Melotte 20, a cluster of around 100 stars centred around the bright star Mirfak in

Perseus. Also in Perseus is the famous, and doubly stunning, Double Cluster (NGC 869 & 884). One of my favourite clusters is NGC 2264 the Christmas Tree Cluster, a large and bright grouping of around 80 stars spanning about 20 light years and lying around 2600 light years away in Monoceros (to the left of the universally recognisable constellation of Orion). No must-see list would be complete without mention of the Andromeda galaxy. Although very high up at this time of the year, it’s definitely worth a look, and just knowing where it is/how to find it bestows a great sense of achievement that never really goes away. Telescope owners should definitely take a look at galaxy NGC 891 in Andromeda. Not an easy find without a go-to setup, this super sharp edge-on spiral, surrounded by stars and with a dark dust lane down the middle, is a stunner.
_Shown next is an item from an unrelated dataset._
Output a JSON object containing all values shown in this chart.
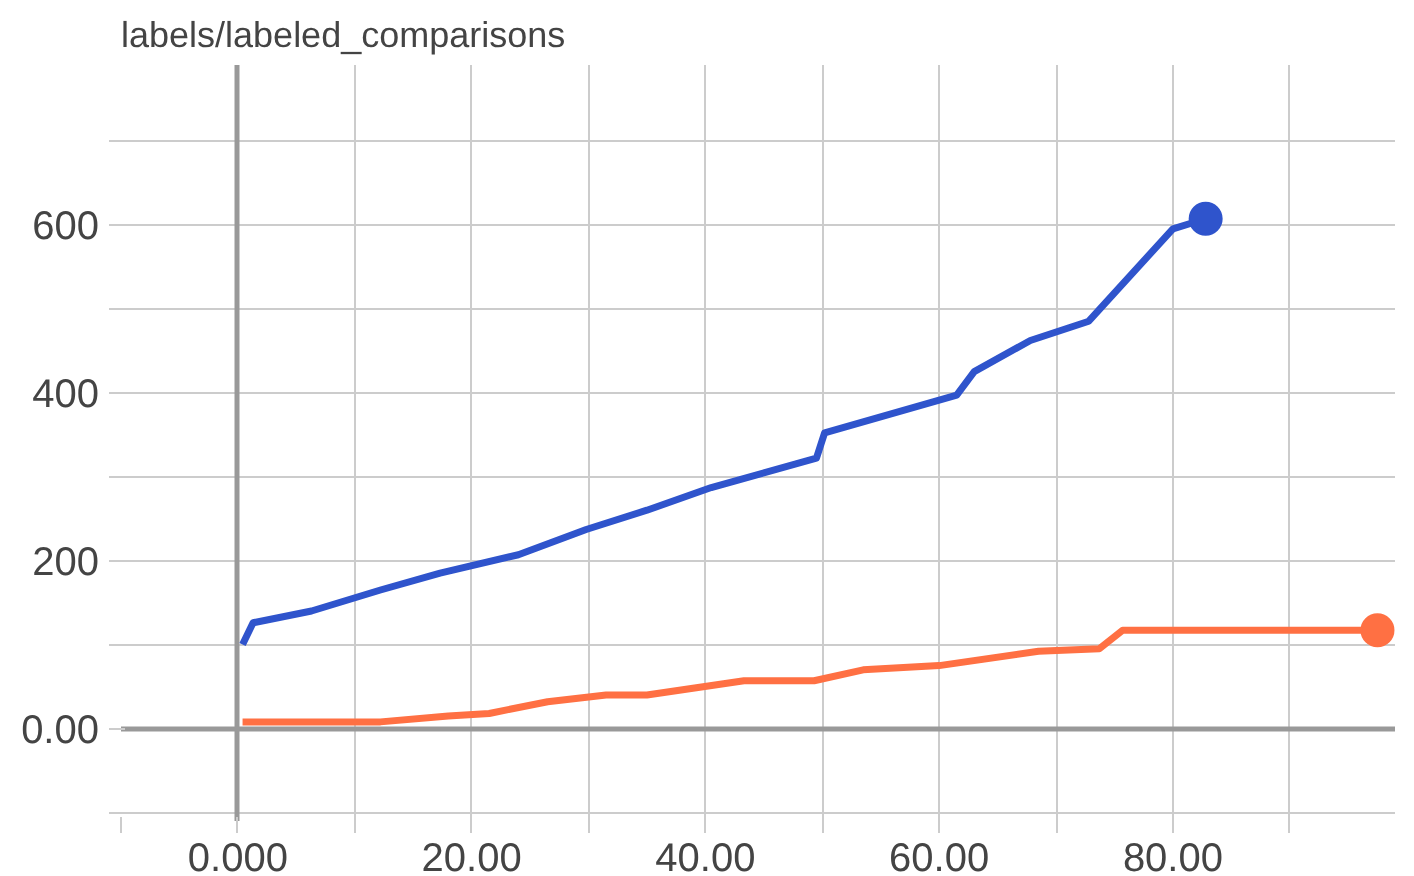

As is NGC 2841 (the Tiger’s Eye galaxy) in Ursa Major. Around 46 million light years distant, and around 50% larger than our Milky Way. My ambition for the dark winter nights is to spend some time sketching these galaxies, along with the two-for-one Messiers 81 & 82 galaxies (also in Ursa Major). These, of course, are just a few personal favourites. Looking further ahead, it’s hoped that there will be a bright naked eye comet gracing the morning skies. Comet C/2022 E3 (ZTF) is looking like it might rival the recent Comet Neowise. Fingers crossed.